The other day, a friend of mine asked me how the heck I made bruschetta without cheese. Honestly, I can't imagine bruschetta with it, I told her. She eats it a lot, but with melted mozzarella. Well, I suppose a person could use soy cheese on my version, but I've found I like the bruschetta without anything like that. The flavors are strong and tasty and I think cheese would simply ruin that.
So, how do I make my bruschetta?
First, start with a crusty loaf of bread--rustic artisan bread or ciabatta are my favorites, but almost anything will do (well, rye wouldn't work, but you get the idea, I hope!). Slice it up--you can go fairly thin if you like, but I like mine about one inch thick. You'll have some juicy toppings, so it's best to make it on the thick side. Grill it or toast it--I put mine in the oven on broil, and it's done fairly quickly. Take it out of the oven and brush it with olive oil. Now, I listed bread first, but you really want to leave this step for last, because you want it fresh and warm right before you eat it.
Next are the veggies. Tomatoes and onions are a must. You can use any kind of tomatoes you like. Chop them up and throw them in a bowl. Tomatoes are the "main event" as far as I'm concerned. Take half an onion--again, any kind will do, but red onion is pretty to look at and fairly mild. Again, chop it up and throw it in the bowl. Now, you want some green. Several leaves of fresh basil are nice, or you can chop up arugula or Romaine lettuce instead, whatever you like the taste of.
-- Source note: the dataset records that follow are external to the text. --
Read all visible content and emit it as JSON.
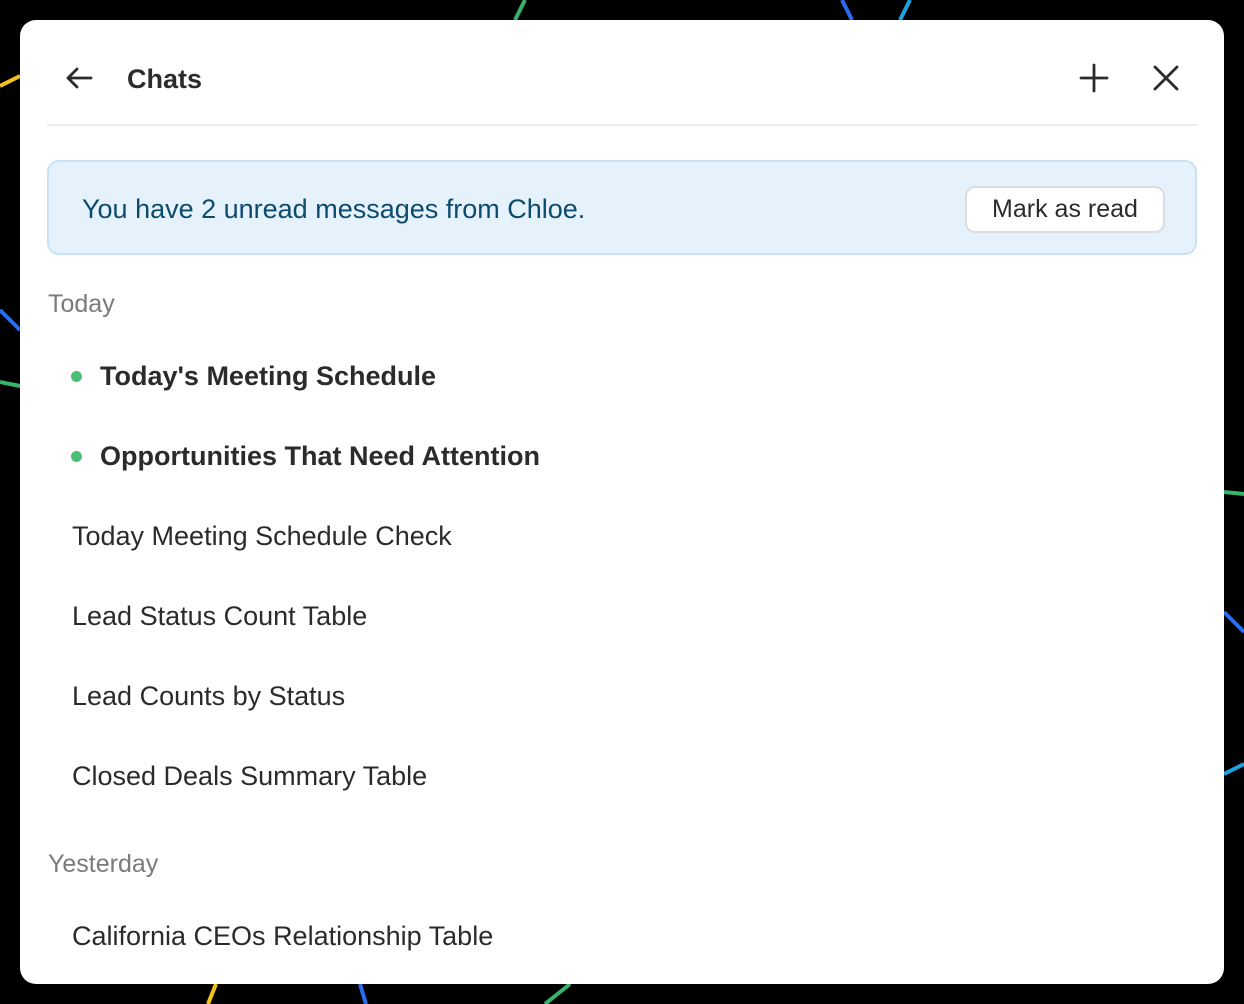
{
  "header": {
    "title": "Chats",
    "back_icon": "arrow-left-icon",
    "add_icon": "plus-icon",
    "close_icon": "close-icon"
  },
  "banner": {
    "message": "You have 2 unread messages from Chloe.",
    "action_label": "Mark as read"
  },
  "sections": [
    {
      "label": "Today",
      "items": [
        {
          "label": "Today's Meeting Schedule",
          "unread": true
        },
        {
          "label": "Opportunities That Need Attention",
          "unread": true
        },
        {
          "label": "Today Meeting Schedule Check",
          "unread": false
        },
        {
          "label": "Lead Status Count Table",
          "unread": false
        },
        {
          "label": "Lead Counts by Status",
          "unread": false
        },
        {
          "label": "Closed Deals Summary Table",
          "unread": false
        }
      ]
    },
    {
      "label": "Yesterday",
      "items": [
        {
          "label": "California CEOs Relationship Table",
          "unread": false
        }
      ]
    }
  ],
  "colors": {
    "unread_dot": "#4cc072",
    "banner_bg": "#e5f2fc",
    "banner_text": "#0c4a6e"
  }
}
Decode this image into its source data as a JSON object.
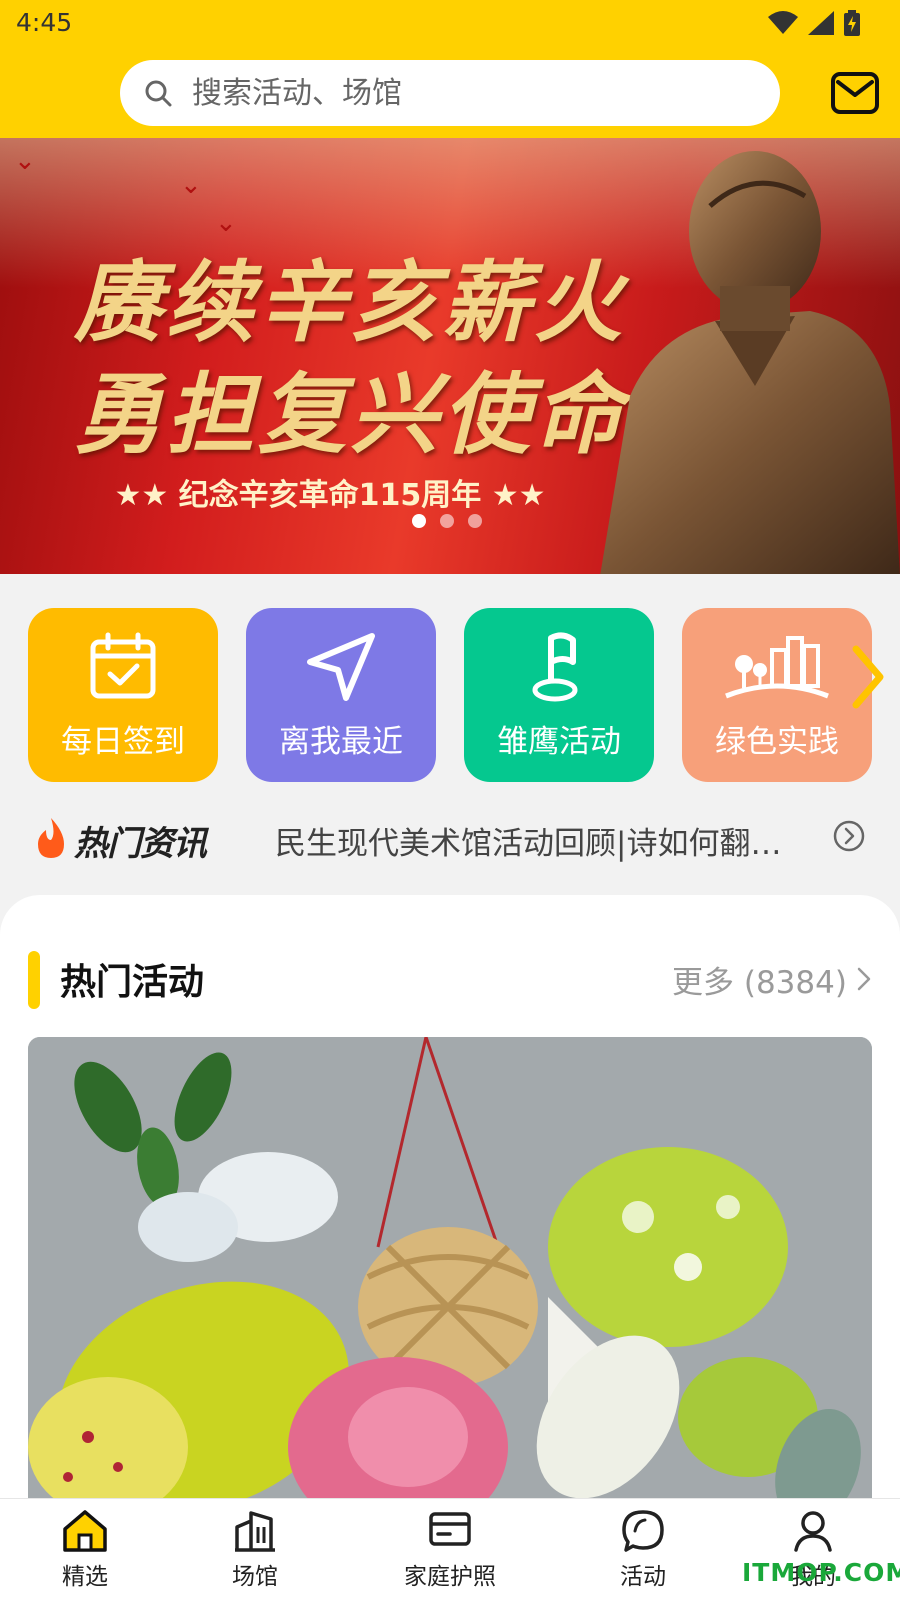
{
  "status_bar": {
    "time": "4:45"
  },
  "search": {
    "placeholder": "搜索活动、场馆"
  },
  "banner": {
    "title_line1": "赓续辛亥薪火",
    "title_line2": "勇担复兴使命",
    "subtitle": "★★ 纪念辛亥革命115周年 ★★",
    "dot_count": 3,
    "active_dot": 1
  },
  "quick_entries": [
    {
      "label": "每日签到",
      "icon": "calendar-check-icon",
      "color": "#ffbb00"
    },
    {
      "label": "离我最近",
      "icon": "navigation-arrow-icon",
      "color": "#7e79e6"
    },
    {
      "label": "雏鹰活动",
      "icon": "flag-pin-icon",
      "color": "#05c88f"
    },
    {
      "label": "绿色实践",
      "icon": "city-tree-icon",
      "color": "#f7a07a"
    }
  ],
  "news": {
    "brand": "热门资讯",
    "headline": "民生现代美术馆活动回顾|诗如何翻…"
  },
  "hot_activities": {
    "title": "热门活动",
    "more_label": "更多 (8384)"
  },
  "tabbar": [
    {
      "label": "精选",
      "icon": "home-icon",
      "active": true
    },
    {
      "label": "场馆",
      "icon": "building-icon",
      "active": false
    },
    {
      "label": "家庭护照",
      "icon": "passport-card-icon",
      "active": false
    },
    {
      "label": "活动",
      "icon": "chat-bubble-icon",
      "active": false
    },
    {
      "label": "我的",
      "icon": "person-icon",
      "active": false
    }
  ],
  "watermark": "ITMOP.COM",
  "colors": {
    "accent_yellow": "#ffd100",
    "banner_red": "#d21d1d",
    "gold_text": "#f3d488"
  }
}
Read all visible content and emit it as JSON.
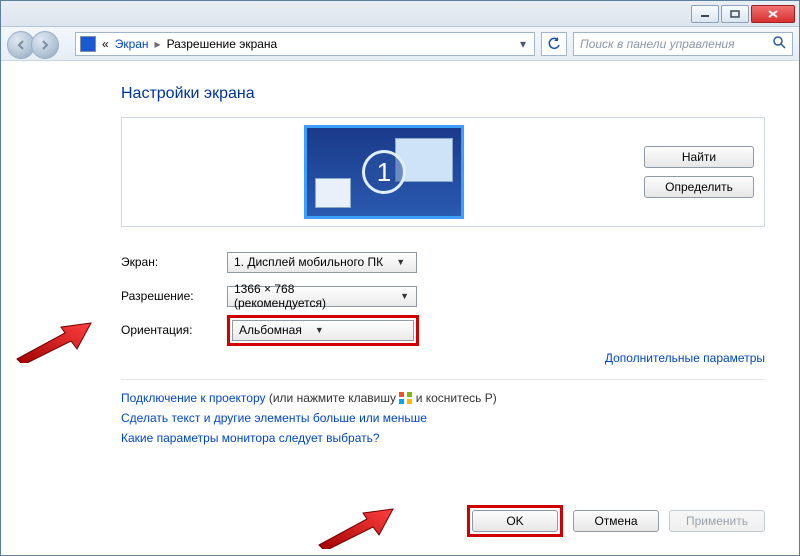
{
  "breadcrumb": {
    "root_marker": "«",
    "item1": "Экран",
    "item2": "Разрешение экрана"
  },
  "search": {
    "placeholder": "Поиск в панели управления"
  },
  "heading": "Настройки экрана",
  "monitor_badge": "1",
  "buttons": {
    "find": "Найти",
    "detect": "Определить",
    "ok": "OK",
    "cancel": "Отмена",
    "apply": "Применить"
  },
  "rows": {
    "display_label": "Экран:",
    "display_value": "1. Дисплей мобильного ПК",
    "resolution_label": "Разрешение:",
    "resolution_value": "1366 × 768 (рекомендуется)",
    "orientation_label": "Ориентация:",
    "orientation_value": "Альбомная"
  },
  "advanced_link": "Дополнительные параметры",
  "links": {
    "projector_a": "Подключение к проектору",
    "projector_b": " (или нажмите клавишу ",
    "projector_c": " и коснитесь P)",
    "scaling": "Сделать текст и другие элементы больше или меньше",
    "which": "Какие параметры монитора следует выбрать?"
  }
}
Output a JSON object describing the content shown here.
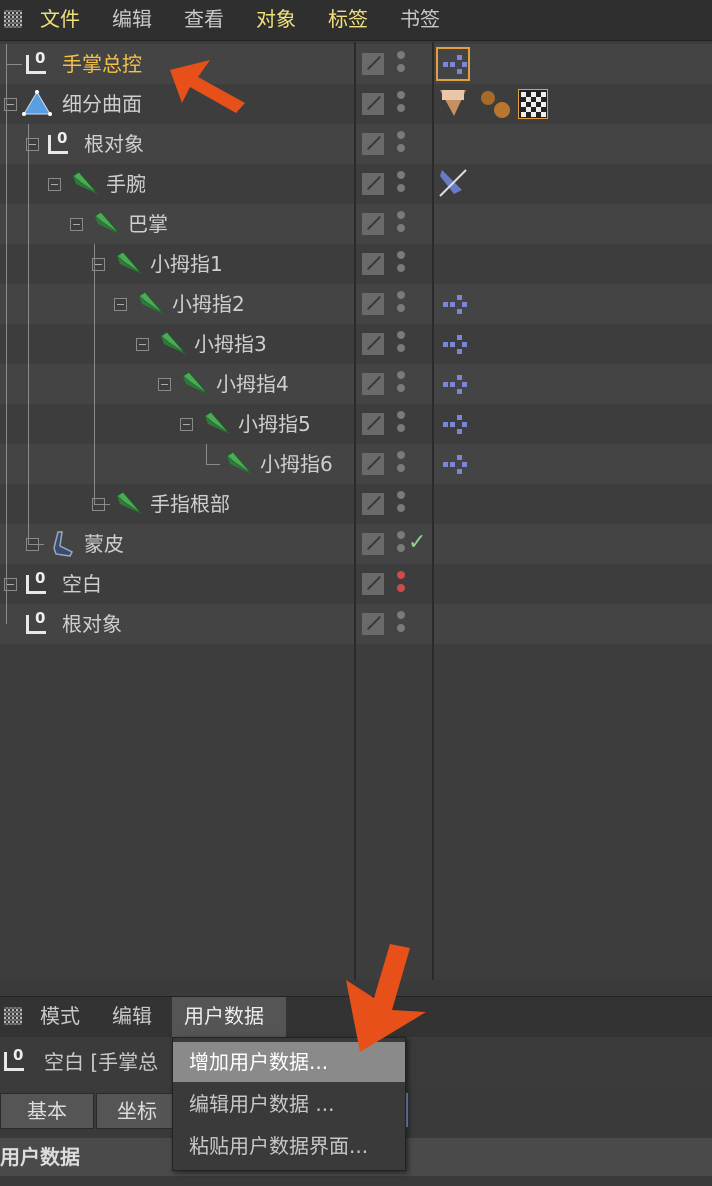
{
  "menu": {
    "items": [
      {
        "label": "文件",
        "highlight": true
      },
      {
        "label": "编辑",
        "highlight": false
      },
      {
        "label": "查看",
        "highlight": false
      },
      {
        "label": "对象",
        "highlight": true
      },
      {
        "label": "标签",
        "highlight": true
      },
      {
        "label": "书签",
        "highlight": false
      }
    ]
  },
  "objects": [
    {
      "name": "手掌总控",
      "type": "null-icon",
      "selected": true
    },
    {
      "name": "细分曲面",
      "type": "subdivision-icon"
    },
    {
      "name": "根对象",
      "type": "null-icon"
    },
    {
      "name": "手腕",
      "type": "joint-icon"
    },
    {
      "name": "巴掌",
      "type": "joint-icon"
    },
    {
      "name": "小拇指1",
      "type": "joint-icon"
    },
    {
      "name": "小拇指2",
      "type": "joint-icon"
    },
    {
      "name": "小拇指3",
      "type": "joint-icon"
    },
    {
      "name": "小拇指4",
      "type": "joint-icon"
    },
    {
      "name": "小拇指5",
      "type": "joint-icon"
    },
    {
      "name": "小拇指6",
      "type": "joint-icon"
    },
    {
      "name": "手指根部",
      "type": "joint-icon"
    },
    {
      "name": "蒙皮",
      "type": "skin-icon"
    },
    {
      "name": "空白",
      "type": "null-icon"
    },
    {
      "name": "根对象",
      "type": "null-icon"
    }
  ],
  "skin_check": "✓",
  "attributes": {
    "tabs": [
      "模式",
      "编辑",
      "用户数据"
    ],
    "object_title": "空白 [手掌总",
    "buttons": [
      "基本",
      "坐标"
    ],
    "section": "用户数据"
  },
  "popup": {
    "items": [
      "增加用户数据...",
      "编辑用户数据 ...",
      "粘贴用户数据界面..."
    ]
  },
  "colors": {
    "accent_orange": "#e8501a",
    "selected_text": "#f3c14a",
    "menu_highlight": "#f0e07c"
  }
}
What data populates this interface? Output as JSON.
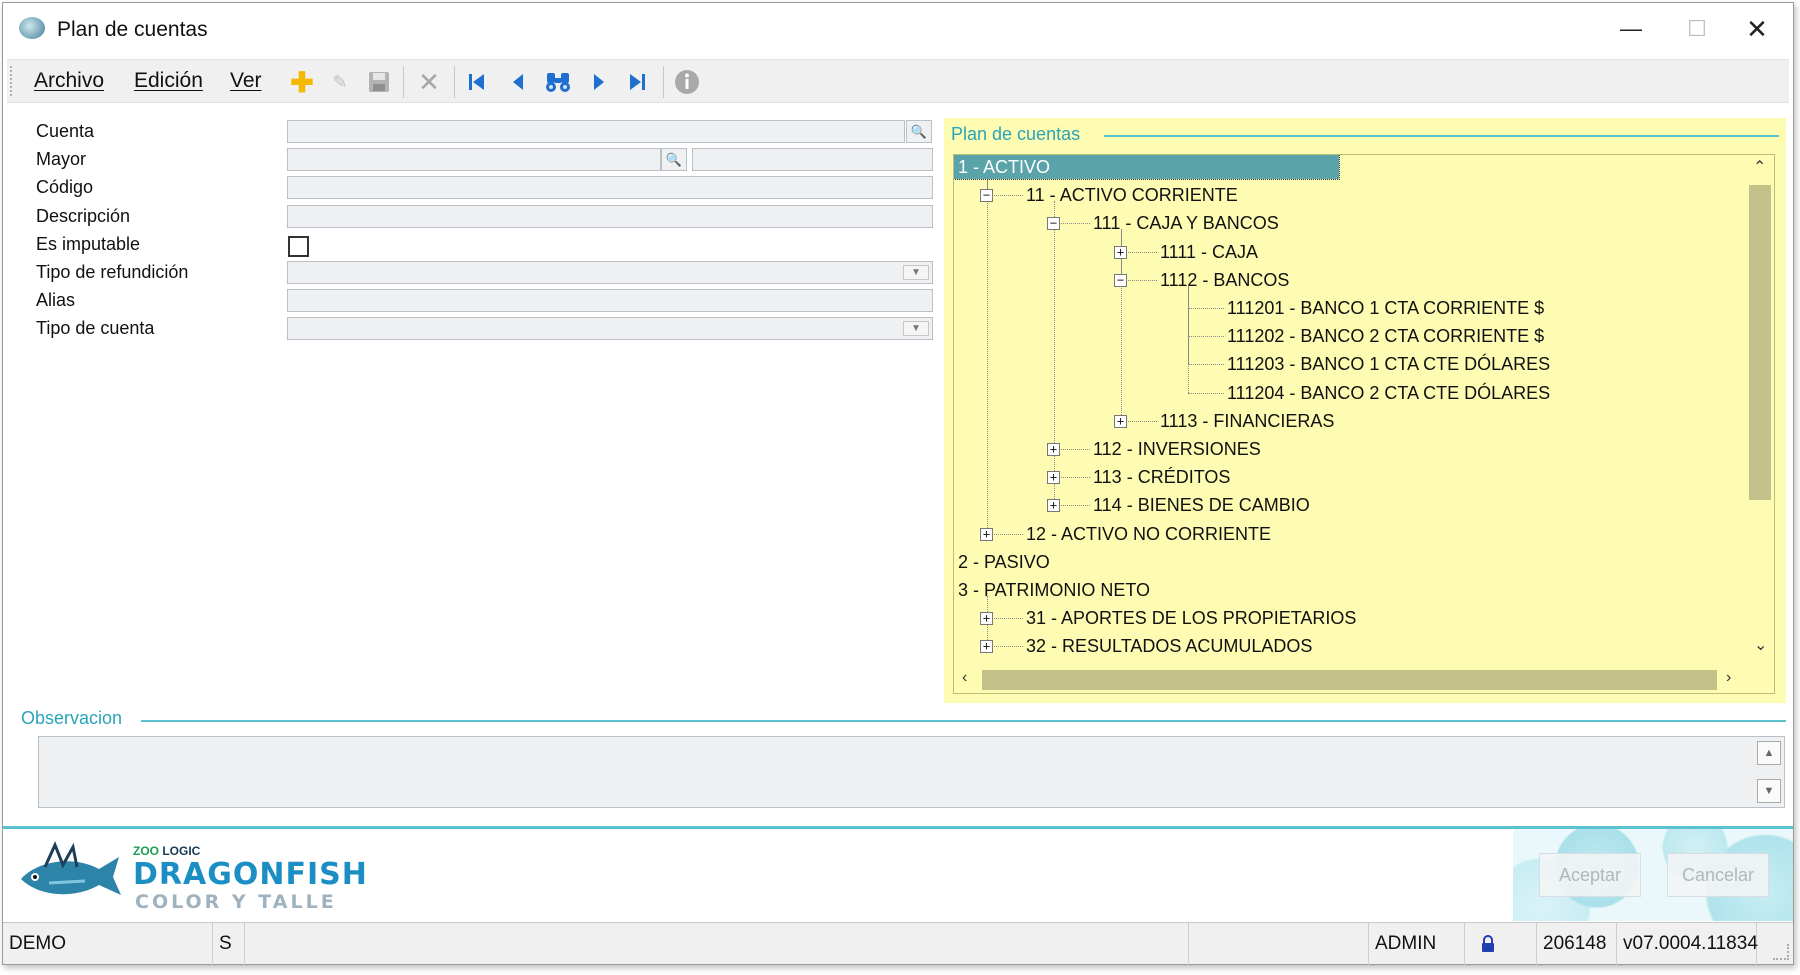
{
  "window": {
    "title": "Plan de cuentas",
    "minimize_glyph": "—",
    "maximize_glyph": "☐",
    "close_glyph": "✕"
  },
  "menu": {
    "items": [
      "Archivo",
      "Edición",
      "Ver"
    ]
  },
  "toolbar": {
    "icons": [
      "add-icon",
      "edit-icon",
      "save-icon",
      "delete-icon",
      "first-record-icon",
      "previous-record-icon",
      "search-binoculars-icon",
      "next-record-icon",
      "last-record-icon",
      "info-icon"
    ],
    "colors": {
      "add": "#f5b800",
      "nav": "#1e6fd0",
      "disabled": "#a6a6a6"
    }
  },
  "form": {
    "labels": {
      "cuenta": "Cuenta",
      "mayor": "Mayor",
      "codigo": "Código",
      "descripcion": "Descripción",
      "es_imputable": "Es imputable",
      "tipo_refundicion": "Tipo de refundición",
      "alias": "Alias",
      "tipo_cuenta": "Tipo de cuenta"
    },
    "values": {
      "cuenta": "",
      "mayor": "",
      "mayor_descripcion": "",
      "codigo": "",
      "descripcion": "",
      "es_imputable": false,
      "tipo_refundicion": "",
      "alias": "",
      "tipo_cuenta": ""
    }
  },
  "plan": {
    "heading": "Plan de cuentas",
    "nodes": [
      {
        "label": "1 - ACTIVO",
        "level": 0,
        "expander": "",
        "selected": true
      },
      {
        "label": "11 - ACTIVO CORRIENTE",
        "level": 1,
        "expander": "minus"
      },
      {
        "label": "111 - CAJA Y BANCOS",
        "level": 2,
        "expander": "minus"
      },
      {
        "label": "1111 - CAJA",
        "level": 3,
        "expander": "plus"
      },
      {
        "label": "1112 - BANCOS",
        "level": 3,
        "expander": "minus"
      },
      {
        "label": "111201 - BANCO 1 CTA CORRIENTE $",
        "level": 4,
        "expander": ""
      },
      {
        "label": "111202 - BANCO 2 CTA CORRIENTE $",
        "level": 4,
        "expander": ""
      },
      {
        "label": "111203 - BANCO 1 CTA CTE DÓLARES",
        "level": 4,
        "expander": ""
      },
      {
        "label": "111204 - BANCO 2 CTA CTE DÓLARES",
        "level": 4,
        "expander": ""
      },
      {
        "label": "1113 - FINANCIERAS",
        "level": 3,
        "expander": "plus"
      },
      {
        "label": "112 - INVERSIONES",
        "level": 2,
        "expander": "plus"
      },
      {
        "label": "113 - CRÉDITOS",
        "level": 2,
        "expander": "plus"
      },
      {
        "label": "114 - BIENES DE CAMBIO",
        "level": 2,
        "expander": "plus"
      },
      {
        "label": "12 - ACTIVO NO CORRIENTE",
        "level": 1,
        "expander": "plus"
      },
      {
        "label": "2 - PASIVO",
        "level": 0,
        "expander": ""
      },
      {
        "label": "3 - PATRIMONIO NETO",
        "level": 0,
        "expander": ""
      },
      {
        "label": "31 - APORTES DE LOS PROPIETARIOS",
        "level": 1,
        "expander": "plus"
      },
      {
        "label": "32 - RESULTADOS ACUMULADOS",
        "level": 1,
        "expander": "plus"
      }
    ],
    "colors": {
      "panel": "#fdfcb2",
      "selected": "#5aa3a9"
    }
  },
  "observacion": {
    "label": "Observacion",
    "value": ""
  },
  "footer": {
    "brand_small_prefix": "ZOO",
    "brand_small_suffix": "LOGIC",
    "brand_main": "DRAGONFISH",
    "brand_sub": "COLOR Y TALLE",
    "accept_label": "Aceptar",
    "cancel_label": "Cancelar"
  },
  "statusbar": {
    "database": "DEMO",
    "flag": "S",
    "user": "ADMIN",
    "lock_icon": "lock-icon",
    "serial": "206148",
    "version": "v07.0004.11834"
  }
}
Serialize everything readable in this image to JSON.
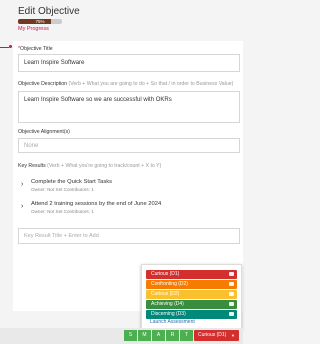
{
  "header": {
    "title": "Edit Objective",
    "progress_value": 0.75,
    "progress_text": "75%",
    "progress_label": "My Progress"
  },
  "form": {
    "objective_title_label": "Objective Title",
    "objective_title_value": "Learn Inspire Software",
    "description_label": "Objective Description",
    "description_hint": "(Verb + What you are going to do + So that / in order to Business Value)",
    "description_value": "Learn Inspire Software so we are successful with OKRs",
    "alignment_label": "Objective Alignment(s)",
    "alignment_value": "None",
    "key_results_label": "Key Results",
    "key_results_hint": "(Verb + What you're going to track/count + X to Y)",
    "key_results": [
      {
        "title": "Complete the Quick Start Tasks",
        "meta": "Owner: Not Set    Contributors: 1"
      },
      {
        "title": "Attend 2 training sessions by the end of June 2024",
        "meta": "Owner: Not Set    Contributors: 1"
      }
    ],
    "kr_placeholder": "Key Result Title + Enter to Add"
  },
  "menu": {
    "items": [
      {
        "label": "Curious (D1)",
        "color": "#d32f2f"
      },
      {
        "label": "Confronting (D2)",
        "color": "#f57c00"
      },
      {
        "label": "Curious (D2)",
        "color": "#fbc02d"
      },
      {
        "label": "Achieving (D4)",
        "color": "#388e3c"
      },
      {
        "label": "Discerning (D3)",
        "color": "#00897b"
      }
    ],
    "launch": "Launch Assessment"
  },
  "footer": {
    "smart": [
      "S",
      "M",
      "A",
      "R",
      "T"
    ],
    "smart_color": "#4caf50",
    "curious_button": "Curious (D1)"
  }
}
Now, garlic is important, but it's up to you how you'd prefer to use it. You can either mince two cloves and throw them in with the veggies, or you can add them to the olive oil and spread them both on the bread. Garlic is a must!
Now, you need to "marinate" your veggies. Sprinkle a little sea salt and pepper on them, and then add vinegar and olive oil. I do two parts vinegar to three parts olive oil, depending upon how many veggies I've chopped up. What kind of vinegar? Again, that's up to you, but I prefer either red wine vinegar or balsamic. Really, it depends on what kind of mood I'm in, but I usually vary it depending on my "green." If I'm using basil, I like red wine vinegar, but if I'm throwing in some Romaine lettuce, I'll use balsamic. Either way, it tastes great!
After letting the veggies sit for ten minutes to half an hour, grill your bread. Immediately throw a few spoonfuls of veggie topping on each slice, and let the juices flow on the bread too. It's tasty! Really, who needs cheese when you've got this much flavor?